The Leichttraktor was a German experimental tank. After the end of World War I, Germany was restricted in military development by the Treaty of Versailles. However, it was developed in a secret program under the cover name "Traktor". Its engine was mounted inside the front portion of the hull and the turret was mounted above the fighting compartment in the rear of the tank. Both Rheinmetall and Krupp produced prototypes, and in 1928, Rheinmetall's design was chosen and was awarded an order for 289 tanks. However, some time later, the order was cancelled. Krupp models had coil spring suspensions, while Rheinmetall had leaf spring suspensions.

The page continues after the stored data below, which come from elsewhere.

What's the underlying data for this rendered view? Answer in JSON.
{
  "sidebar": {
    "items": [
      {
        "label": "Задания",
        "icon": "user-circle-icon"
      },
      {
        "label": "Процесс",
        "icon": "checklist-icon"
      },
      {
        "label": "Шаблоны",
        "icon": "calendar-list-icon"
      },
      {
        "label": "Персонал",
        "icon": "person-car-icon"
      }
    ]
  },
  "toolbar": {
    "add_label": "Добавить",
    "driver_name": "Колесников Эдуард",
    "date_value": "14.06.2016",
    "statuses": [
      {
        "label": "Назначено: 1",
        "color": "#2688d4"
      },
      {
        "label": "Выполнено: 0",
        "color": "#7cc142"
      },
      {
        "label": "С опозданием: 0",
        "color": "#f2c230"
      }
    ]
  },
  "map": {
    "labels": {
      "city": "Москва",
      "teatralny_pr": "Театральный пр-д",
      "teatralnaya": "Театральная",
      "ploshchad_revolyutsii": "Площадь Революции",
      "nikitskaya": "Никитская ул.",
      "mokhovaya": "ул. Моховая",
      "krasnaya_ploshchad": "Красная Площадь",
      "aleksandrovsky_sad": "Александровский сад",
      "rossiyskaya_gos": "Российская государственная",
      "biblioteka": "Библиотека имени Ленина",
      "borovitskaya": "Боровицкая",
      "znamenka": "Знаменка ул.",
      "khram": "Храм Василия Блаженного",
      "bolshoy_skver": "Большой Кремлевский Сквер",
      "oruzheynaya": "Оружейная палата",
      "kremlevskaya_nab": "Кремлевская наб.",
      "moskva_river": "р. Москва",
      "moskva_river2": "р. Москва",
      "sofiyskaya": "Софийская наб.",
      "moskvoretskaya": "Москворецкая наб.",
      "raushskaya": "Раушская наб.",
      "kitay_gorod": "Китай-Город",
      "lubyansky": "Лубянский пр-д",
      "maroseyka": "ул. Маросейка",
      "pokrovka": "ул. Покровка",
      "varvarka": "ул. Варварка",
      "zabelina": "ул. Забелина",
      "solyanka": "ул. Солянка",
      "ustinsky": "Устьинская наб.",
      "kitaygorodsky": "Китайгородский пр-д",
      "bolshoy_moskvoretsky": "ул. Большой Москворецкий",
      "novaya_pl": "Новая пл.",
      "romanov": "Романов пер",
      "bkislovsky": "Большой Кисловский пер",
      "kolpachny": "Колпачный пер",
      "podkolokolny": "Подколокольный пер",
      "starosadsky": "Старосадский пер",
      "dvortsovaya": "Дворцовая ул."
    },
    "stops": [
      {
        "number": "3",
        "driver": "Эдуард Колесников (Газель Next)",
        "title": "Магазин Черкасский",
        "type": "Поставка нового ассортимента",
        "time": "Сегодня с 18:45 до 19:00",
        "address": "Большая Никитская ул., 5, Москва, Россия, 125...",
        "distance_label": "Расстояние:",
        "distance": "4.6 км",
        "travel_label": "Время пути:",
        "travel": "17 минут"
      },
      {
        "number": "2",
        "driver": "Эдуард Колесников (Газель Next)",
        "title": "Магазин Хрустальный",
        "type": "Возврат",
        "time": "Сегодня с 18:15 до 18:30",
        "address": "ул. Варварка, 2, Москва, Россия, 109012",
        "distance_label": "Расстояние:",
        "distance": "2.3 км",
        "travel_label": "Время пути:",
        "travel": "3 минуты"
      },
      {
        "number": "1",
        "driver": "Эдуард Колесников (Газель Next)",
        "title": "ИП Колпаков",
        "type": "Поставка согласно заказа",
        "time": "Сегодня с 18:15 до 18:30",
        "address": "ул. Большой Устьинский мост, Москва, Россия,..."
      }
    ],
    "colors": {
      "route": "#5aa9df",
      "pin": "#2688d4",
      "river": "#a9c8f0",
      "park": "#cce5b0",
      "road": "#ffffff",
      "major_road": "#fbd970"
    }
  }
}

The Germans tested the tank in the Soviet Union under the Treaty of Rapallo – agreed between the USSR and Germany in 1922 under high secrecy and security. The testing facility used from 1926 to 1933 was named Panzertruppenschule Kama, located near Kazan in the Soviet Union. The location was a joint testing ground and tank training ground for the Red Army and Reichswehr. It was codenamed "Kama" from the words Kazan and Malbrandt because the testing grounds were near Kazan and Oberstleutnant Malbrandt was assigned to select the location for testing.

Leichter Traktor ("Light tractor") was a cover name for all three medium tank designs produced there. In the early years of World War II it was used as a training tank. Although these designs were not used in actual warfare, they gave a good intuition on how to build tanks when Germany had previously only made one official tank, the A7V, and this design led to the creation of the Panzer I.